How My Mind Has Changed

Finding God outside the church walls

The Spirit is God’s wild card, played over and over again when old forms fail.

During times of turbulence in politics, culture, and religious life, it’s tempting to hold tightly to current convictions. Allowing a change of one’s mind or heart can be difficult work. With this in mind, we have resumed a Century series published at intervals since 1939, in which we ask leading thinkers to reflect on their own struggles, disappointments, and hopes as they address the topic, “How my mind has changed.” This essay is the second in the new series.

The idea of God has been dying for most of my life. When I was a sophomore in high school, I used to hang out at a coffee house in the basement of Glenn Memorial Church on the campus of Emory University in Atlanta. My father, who once taught psychology there, appreciated the writing of an Emory religion professor named Thomas J. J. Altizer. There were also a lot of books by Alan Watts, D. T. Suzuki, and Lawrence Ferlinghetti lying around our house.

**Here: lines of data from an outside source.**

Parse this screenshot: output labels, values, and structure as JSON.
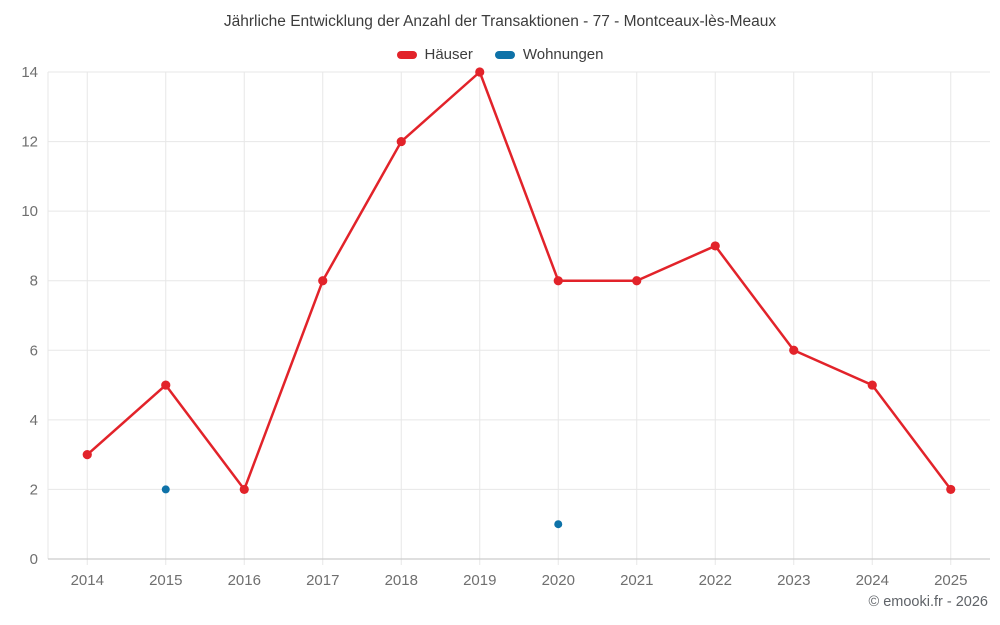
{
  "chart_data": {
    "type": "line",
    "title": "Jährliche Entwicklung der Anzahl der Transaktionen - 77 - Montceaux-lès-Meaux",
    "categories": [
      "2014",
      "2015",
      "2016",
      "2017",
      "2018",
      "2019",
      "2020",
      "2021",
      "2022",
      "2023",
      "2024",
      "2025"
    ],
    "series": [
      {
        "name": "Häuser",
        "color": "#e2232a",
        "marker_radius": 4.6,
        "values": [
          3,
          5,
          2,
          8,
          12,
          14,
          8,
          8,
          9,
          6,
          5,
          2
        ]
      },
      {
        "name": "Wohnungen",
        "color": "#0e72a8",
        "marker_radius": 4,
        "values": [
          null,
          2,
          null,
          null,
          null,
          null,
          1,
          null,
          null,
          null,
          null,
          null
        ]
      }
    ],
    "xlabel": "",
    "ylabel": "",
    "ylim": [
      0,
      14
    ],
    "yticks": [
      0,
      2,
      4,
      6,
      8,
      10,
      12,
      14
    ],
    "grid": true,
    "legend_position": "top",
    "attribution": "© emooki.fr - 2026",
    "style": {
      "grid_color": "#e7e7e7",
      "axis_color": "#cccccc",
      "tick_label_color": "#6f6f6f",
      "line_width": 2.5,
      "tick_font_size": 15
    }
  }
}
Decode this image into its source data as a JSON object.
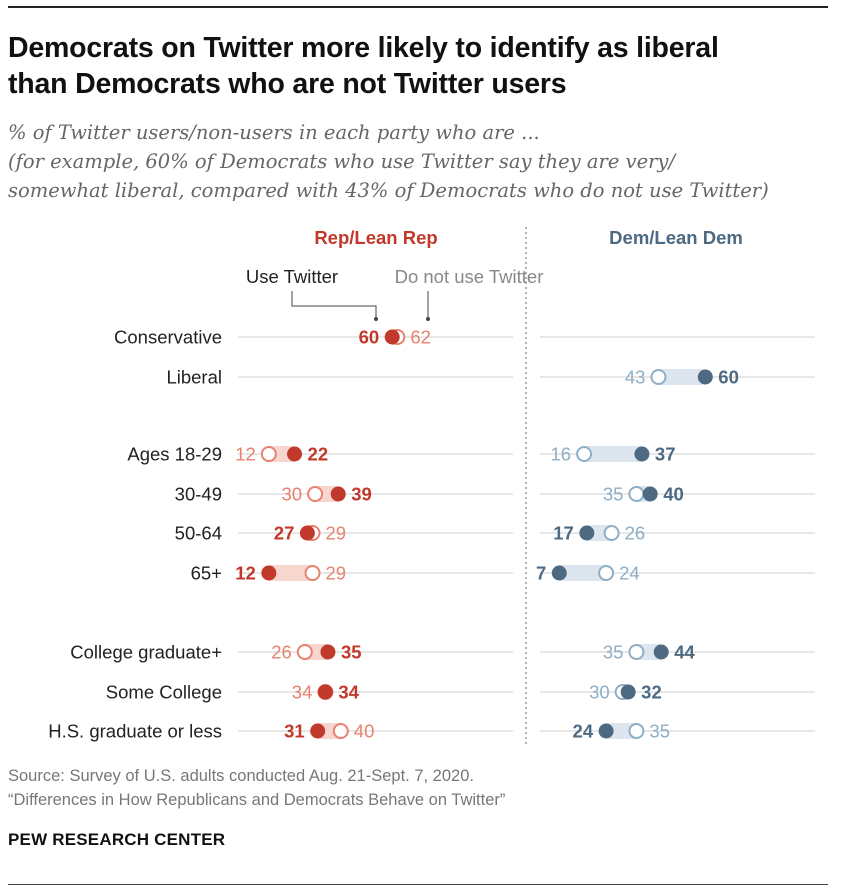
{
  "title_lines": [
    "Democrats on Twitter more likely to identify as liberal",
    "than Democrats who are not Twitter users"
  ],
  "subtitle_lines": [
    "% of Twitter users/non-users in each party who are ...",
    "(for example, 60% of Democrats who use Twitter say they are very/",
    "somewhat liberal, compared with 43% of Democrats who do not use Twitter)"
  ],
  "source_lines": [
    "Source: Survey of U.S. adults conducted Aug. 21-Sept. 7, 2020.",
    "“Differences in How Republicans and Democrats Behave on Twitter”"
  ],
  "brand": "PEW RESEARCH CENTER",
  "colors": {
    "rep_dark": "#c0392b",
    "rep_light": "#e8816f",
    "rep_band": "#f6d6cf",
    "dem_dark": "#4d6a82",
    "dem_light": "#8eaec6",
    "dem_band": "#dde6ee",
    "grid": "#cfcfcf"
  },
  "chart_data": {
    "type": "dot",
    "panels": [
      {
        "name": "Rep/Lean Rep",
        "color_key": "rep"
      },
      {
        "name": "Dem/Lean Dem",
        "color_key": "dem"
      }
    ],
    "legend": {
      "use": "Use Twitter",
      "not_use": "Do not use Twitter"
    },
    "categories": [
      "Conservative",
      "Liberal",
      "Ages 18-29",
      "30-49",
      "50-64",
      "65+",
      "College graduate+",
      "Some College",
      "H.S. graduate or less"
    ],
    "groups": [
      [
        0,
        1
      ],
      [
        2,
        3,
        4,
        5
      ],
      [
        6,
        7,
        8
      ]
    ],
    "series": [
      {
        "name": "Use Twitter",
        "rep": [
          60,
          null,
          22,
          39,
          27,
          12,
          35,
          34,
          31
        ],
        "dem": [
          null,
          60,
          37,
          40,
          17,
          7,
          44,
          32,
          24
        ]
      },
      {
        "name": "Do not use Twitter",
        "rep": [
          62,
          null,
          12,
          30,
          29,
          29,
          26,
          34,
          40
        ],
        "dem": [
          null,
          43,
          16,
          35,
          26,
          24,
          35,
          30,
          35
        ]
      }
    ]
  }
}
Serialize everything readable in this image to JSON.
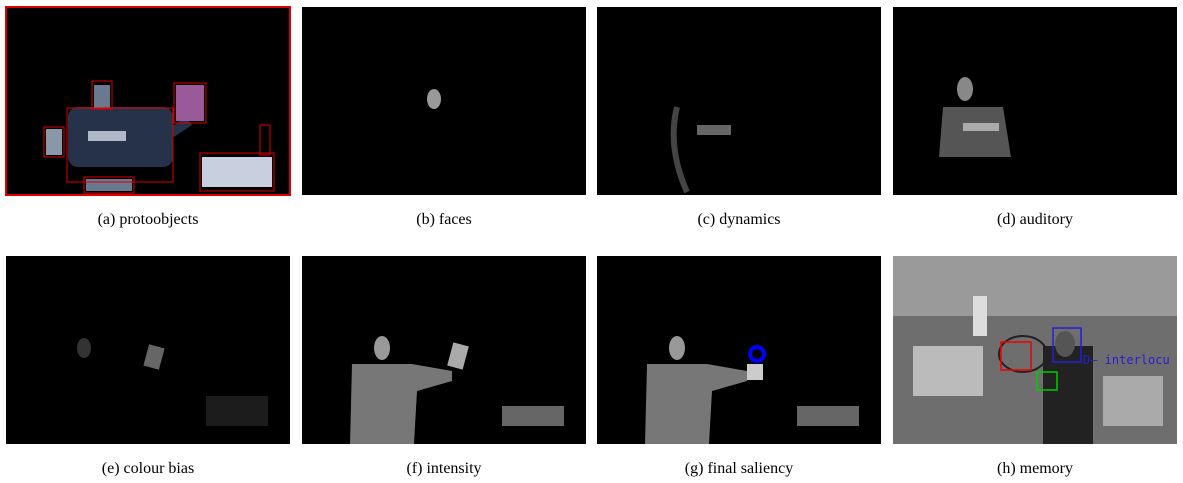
{
  "figure": {
    "panels": [
      {
        "caption": "(a) protoobjects"
      },
      {
        "caption": "(b) faces"
      },
      {
        "caption": "(c) dynamics"
      },
      {
        "caption": "(d) auditory"
      },
      {
        "caption": "(e) colour bias"
      },
      {
        "caption": "(f) intensity"
      },
      {
        "caption": "(g) final saliency"
      },
      {
        "caption": "(h) memory",
        "overlay_text": "D– interlocu"
      }
    ]
  }
}
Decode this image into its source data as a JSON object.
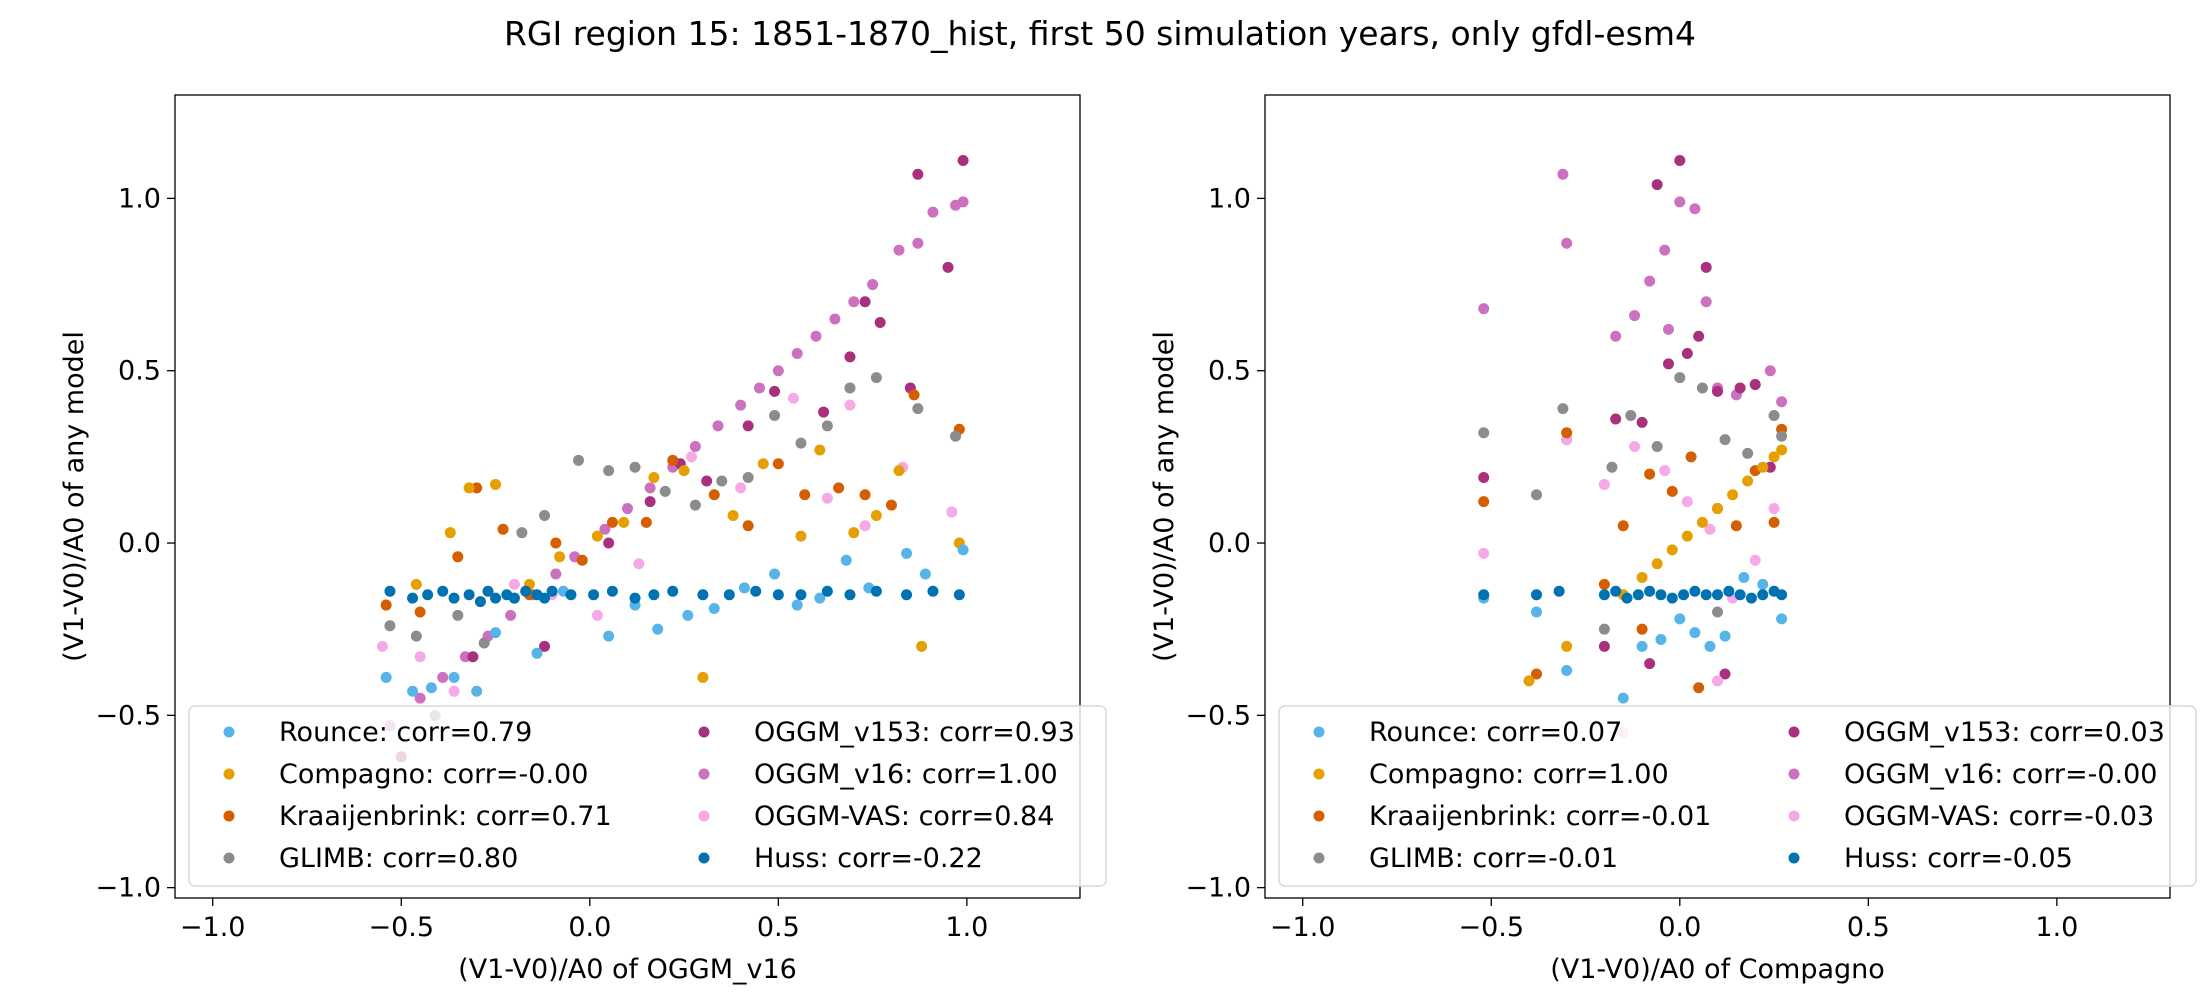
{
  "figure": {
    "suptitle": "RGI region 15: 1851-1870_hist, first 50 simulation years, only gfdl-esm4"
  },
  "colors": {
    "Rounce": "#56b4e9",
    "Compagno": "#e69f00",
    "Kraaijenbrink": "#d55e00",
    "GLIMB": "#8c8c8c",
    "OGGM_v153": "#a8307f",
    "OGGM_v16": "#cc71bf",
    "OGGM-VAS": "#f7a8e6",
    "Huss": "#0072b2"
  },
  "chart_data": [
    {
      "type": "scatter",
      "xlabel": "(V1-V0)/A0 of OGGM_v16",
      "ylabel": "(V1-V0)/A0 of any model",
      "xlim": [
        -1.1,
        1.3
      ],
      "ylim": [
        -1.03,
        1.3
      ],
      "xticks": [
        -1.0,
        -0.5,
        0.0,
        0.5,
        1.0
      ],
      "yticks": [
        -1.0,
        -0.5,
        0.0,
        0.5,
        1.0
      ],
      "xtick_labels": [
        "−1.0",
        "−0.5",
        "0.0",
        "0.5",
        "1.0"
      ],
      "ytick_labels": [
        "−1.0",
        "−0.5",
        "0.0",
        "0.5",
        "1.0"
      ],
      "legend_position": "lower-right",
      "legend": [
        "Rounce: corr=0.79",
        "Compagno: corr=-0.00",
        "Kraaijenbrink: corr=0.71",
        "GLIMB: corr=0.80",
        "OGGM_v153: corr=0.93",
        "OGGM_v16: corr=1.00",
        "OGGM-VAS: corr=0.84",
        "Huss: corr=-0.22"
      ],
      "series": [
        {
          "model": "OGGM_v16",
          "x": [
            -0.53,
            -0.45,
            -0.39,
            -0.33,
            -0.27,
            -0.21,
            -0.15,
            -0.09,
            -0.04,
            0.04,
            0.1,
            0.16,
            0.22,
            0.28,
            0.34,
            0.4,
            0.45,
            0.5,
            0.55,
            0.6,
            0.65,
            0.7,
            0.75,
            0.82,
            0.87,
            0.91,
            0.97,
            0.99
          ],
          "y": [
            -0.53,
            -0.45,
            -0.39,
            -0.33,
            -0.27,
            -0.21,
            -0.15,
            -0.09,
            -0.04,
            0.04,
            0.1,
            0.16,
            0.22,
            0.28,
            0.34,
            0.4,
            0.45,
            0.5,
            0.55,
            0.6,
            0.65,
            0.7,
            0.75,
            0.85,
            0.87,
            0.96,
            0.98,
            0.99
          ]
        },
        {
          "model": "OGGM_v153",
          "x": [
            -0.5,
            -0.31,
            -0.12,
            0.05,
            0.16,
            0.24,
            0.31,
            0.42,
            0.49,
            0.62,
            0.69,
            0.73,
            0.77,
            0.85,
            0.87,
            0.95,
            0.99
          ],
          "y": [
            -0.62,
            -0.33,
            -0.3,
            0.0,
            0.12,
            0.23,
            0.18,
            0.34,
            0.44,
            0.38,
            0.54,
            0.7,
            0.64,
            0.45,
            1.07,
            0.8,
            1.11
          ]
        },
        {
          "model": "OGGM-VAS",
          "x": [
            -0.55,
            -0.45,
            -0.36,
            -0.2,
            -0.1,
            0.02,
            0.13,
            0.27,
            0.4,
            0.54,
            0.63,
            0.69,
            0.73,
            0.83,
            0.96
          ],
          "y": [
            -0.3,
            -0.33,
            -0.43,
            -0.12,
            -0.15,
            -0.21,
            -0.06,
            0.25,
            0.16,
            0.42,
            0.13,
            0.4,
            0.05,
            0.22,
            0.09
          ]
        },
        {
          "model": "Kraaijenbrink",
          "x": [
            -0.54,
            -0.45,
            -0.35,
            -0.3,
            -0.23,
            -0.16,
            -0.09,
            -0.02,
            0.06,
            0.15,
            0.22,
            0.33,
            0.42,
            0.5,
            0.57,
            0.66,
            0.73,
            0.8,
            0.86,
            0.98
          ],
          "y": [
            -0.18,
            -0.2,
            -0.04,
            0.16,
            0.04,
            -0.15,
            0.0,
            -0.05,
            0.06,
            0.06,
            0.24,
            0.14,
            0.05,
            0.23,
            0.14,
            0.16,
            0.14,
            0.11,
            0.43,
            0.33
          ]
        },
        {
          "model": "Compagno",
          "x": [
            -0.46,
            -0.37,
            -0.32,
            -0.25,
            -0.16,
            -0.08,
            0.02,
            0.09,
            0.17,
            0.25,
            0.3,
            0.38,
            0.46,
            0.56,
            0.61,
            0.7,
            0.76,
            0.82,
            0.88,
            0.98
          ],
          "y": [
            -0.12,
            0.03,
            0.16,
            0.17,
            -0.12,
            -0.04,
            0.02,
            0.06,
            0.19,
            0.21,
            -0.39,
            0.08,
            0.23,
            0.02,
            0.27,
            0.03,
            0.08,
            0.21,
            -0.3,
            0.0
          ]
        },
        {
          "model": "GLIMB",
          "x": [
            -0.53,
            -0.46,
            -0.41,
            -0.35,
            -0.28,
            -0.18,
            -0.12,
            -0.03,
            0.05,
            0.12,
            0.2,
            0.28,
            0.35,
            0.42,
            0.49,
            0.56,
            0.63,
            0.69,
            0.76,
            0.87,
            0.97
          ],
          "y": [
            -0.24,
            -0.27,
            -0.5,
            -0.21,
            -0.29,
            0.03,
            0.08,
            0.24,
            0.21,
            0.22,
            0.15,
            0.11,
            0.18,
            0.19,
            0.37,
            0.29,
            0.34,
            0.45,
            0.48,
            0.39,
            0.31
          ]
        },
        {
          "model": "Rounce",
          "x": [
            -0.54,
            -0.47,
            -0.42,
            -0.36,
            -0.3,
            -0.25,
            -0.2,
            -0.14,
            -0.07,
            0.05,
            0.12,
            0.18,
            0.26,
            0.33,
            0.41,
            0.49,
            0.55,
            0.61,
            0.68,
            0.74,
            0.84,
            0.89,
            0.99
          ],
          "y": [
            -0.39,
            -0.43,
            -0.42,
            -0.39,
            -0.43,
            -0.26,
            -0.16,
            -0.32,
            -0.14,
            -0.27,
            -0.18,
            -0.25,
            -0.21,
            -0.19,
            -0.13,
            -0.09,
            -0.18,
            -0.16,
            -0.05,
            -0.13,
            -0.03,
            -0.09,
            -0.02
          ]
        },
        {
          "model": "Huss",
          "x": [
            -0.53,
            -0.47,
            -0.43,
            -0.39,
            -0.36,
            -0.32,
            -0.29,
            -0.27,
            -0.25,
            -0.22,
            -0.2,
            -0.17,
            -0.14,
            -0.12,
            -0.1,
            -0.05,
            0.01,
            0.06,
            0.12,
            0.17,
            0.22,
            0.3,
            0.37,
            0.44,
            0.5,
            0.56,
            0.63,
            0.69,
            0.76,
            0.84,
            0.91,
            0.98
          ],
          "y": [
            -0.14,
            -0.16,
            -0.15,
            -0.14,
            -0.16,
            -0.15,
            -0.17,
            -0.14,
            -0.16,
            -0.15,
            -0.16,
            -0.14,
            -0.15,
            -0.16,
            -0.14,
            -0.15,
            -0.15,
            -0.14,
            -0.16,
            -0.15,
            -0.14,
            -0.15,
            -0.15,
            -0.14,
            -0.15,
            -0.15,
            -0.14,
            -0.15,
            -0.14,
            -0.15,
            -0.14,
            -0.15
          ]
        }
      ]
    },
    {
      "type": "scatter",
      "xlabel": "(V1-V0)/A0 of Compagno",
      "ylabel": "(V1-V0)/A0 of any model",
      "xlim": [
        -1.1,
        1.3
      ],
      "ylim": [
        -1.03,
        1.3
      ],
      "xticks": [
        -1.0,
        -0.5,
        0.0,
        0.5,
        1.0
      ],
      "yticks": [
        -1.0,
        -0.5,
        0.0,
        0.5,
        1.0
      ],
      "xtick_labels": [
        "−1.0",
        "−0.5",
        "0.0",
        "0.5",
        "1.0"
      ],
      "ytick_labels": [
        "−1.0",
        "−0.5",
        "0.0",
        "0.5",
        "1.0"
      ],
      "legend_position": "lower-right",
      "legend": [
        "Rounce: corr=0.07",
        "Compagno: corr=1.00",
        "Kraaijenbrink: corr=-0.01",
        "GLIMB: corr=-0.01",
        "OGGM_v153: corr=0.03",
        "OGGM_v16: corr=-0.00",
        "OGGM-VAS: corr=-0.03",
        "Huss: corr=-0.05"
      ],
      "series": [
        {
          "model": "OGGM_v16",
          "x": [
            -0.52,
            -0.31,
            -0.3,
            -0.17,
            -0.12,
            -0.08,
            -0.04,
            -0.03,
            0.0,
            0.04,
            0.07,
            0.1,
            0.15,
            0.2,
            0.24,
            0.27
          ],
          "y": [
            0.68,
            1.07,
            0.87,
            0.6,
            0.66,
            0.76,
            0.85,
            0.62,
            0.99,
            0.97,
            0.7,
            0.45,
            0.43,
            0.46,
            0.5,
            0.41
          ]
        },
        {
          "model": "OGGM_v153",
          "x": [
            -0.52,
            -0.3,
            -0.17,
            -0.1,
            -0.06,
            -0.03,
            0.0,
            0.02,
            0.05,
            0.07,
            0.1,
            0.16,
            0.2,
            0.24,
            -0.2,
            -0.08,
            0.12
          ],
          "y": [
            0.19,
            0.3,
            0.36,
            0.35,
            1.04,
            0.52,
            1.11,
            0.55,
            0.6,
            0.8,
            0.44,
            0.45,
            0.46,
            0.22,
            -0.3,
            -0.35,
            -0.38
          ]
        },
        {
          "model": "OGGM-VAS",
          "x": [
            -0.52,
            -0.38,
            -0.3,
            -0.2,
            -0.12,
            -0.04,
            0.02,
            0.08,
            0.14,
            0.2,
            0.25,
            -0.15,
            0.1
          ],
          "y": [
            -0.03,
            -0.15,
            0.3,
            0.17,
            0.28,
            0.21,
            0.12,
            0.04,
            -0.16,
            -0.05,
            0.1,
            -0.55,
            -0.4
          ]
        },
        {
          "model": "Kraaijenbrink",
          "x": [
            -0.52,
            -0.38,
            -0.3,
            -0.2,
            -0.15,
            -0.08,
            -0.02,
            0.03,
            0.1,
            0.15,
            0.2,
            0.25,
            0.27,
            -0.1,
            0.05
          ],
          "y": [
            0.12,
            -0.38,
            0.32,
            -0.12,
            0.05,
            0.2,
            0.15,
            0.25,
            0.1,
            0.05,
            0.21,
            0.06,
            0.33,
            -0.25,
            -0.42
          ]
        },
        {
          "model": "GLIMB",
          "x": [
            -0.52,
            -0.38,
            -0.31,
            -0.18,
            -0.13,
            -0.06,
            0.0,
            0.06,
            0.12,
            0.18,
            0.25,
            0.27,
            -0.2,
            0.1
          ],
          "y": [
            0.32,
            0.14,
            0.39,
            0.22,
            0.37,
            0.28,
            0.48,
            0.45,
            0.3,
            0.26,
            0.37,
            0.31,
            -0.25,
            -0.2
          ]
        },
        {
          "model": "Compagno",
          "x": [
            -0.4,
            -0.3,
            -0.15,
            -0.1,
            -0.06,
            -0.02,
            0.02,
            0.06,
            0.1,
            0.14,
            0.18,
            0.22,
            0.25,
            0.27
          ],
          "y": [
            -0.4,
            -0.3,
            -0.15,
            -0.1,
            -0.06,
            -0.02,
            0.02,
            0.06,
            0.1,
            0.14,
            0.18,
            0.22,
            0.25,
            0.27
          ]
        },
        {
          "model": "Rounce",
          "x": [
            -0.52,
            -0.38,
            -0.3,
            -0.15,
            -0.1,
            -0.05,
            0.0,
            0.04,
            0.08,
            0.12,
            0.17,
            0.22,
            0.27
          ],
          "y": [
            -0.16,
            -0.2,
            -0.37,
            -0.45,
            -0.3,
            -0.28,
            -0.22,
            -0.26,
            -0.3,
            -0.27,
            -0.1,
            -0.12,
            -0.22
          ]
        },
        {
          "model": "Huss",
          "x": [
            -0.52,
            -0.38,
            -0.32,
            -0.2,
            -0.17,
            -0.14,
            -0.11,
            -0.08,
            -0.05,
            -0.02,
            0.01,
            0.04,
            0.07,
            0.1,
            0.13,
            0.16,
            0.19,
            0.22,
            0.25,
            0.27
          ],
          "y": [
            -0.15,
            -0.15,
            -0.14,
            -0.15,
            -0.14,
            -0.16,
            -0.15,
            -0.14,
            -0.15,
            -0.16,
            -0.15,
            -0.14,
            -0.15,
            -0.15,
            -0.14,
            -0.15,
            -0.16,
            -0.15,
            -0.14,
            -0.15
          ]
        }
      ]
    }
  ]
}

In 1966, Time magazine came out with its first text-only cover. “Is God Dead?” the headline read, in giant red letters against a black background. No one I knew bothered to read the article inside, which explained that Altizer and his like-minded colleagues were not the first to surmise God’s demise. Nor did they all mean the same thing when they talked about the death of God, although two world wars, the Holocaust, and the racist violence exposed by the American civil rights movement figured centrally in their thinking. How could a benevolent God live through human catastrophes like those?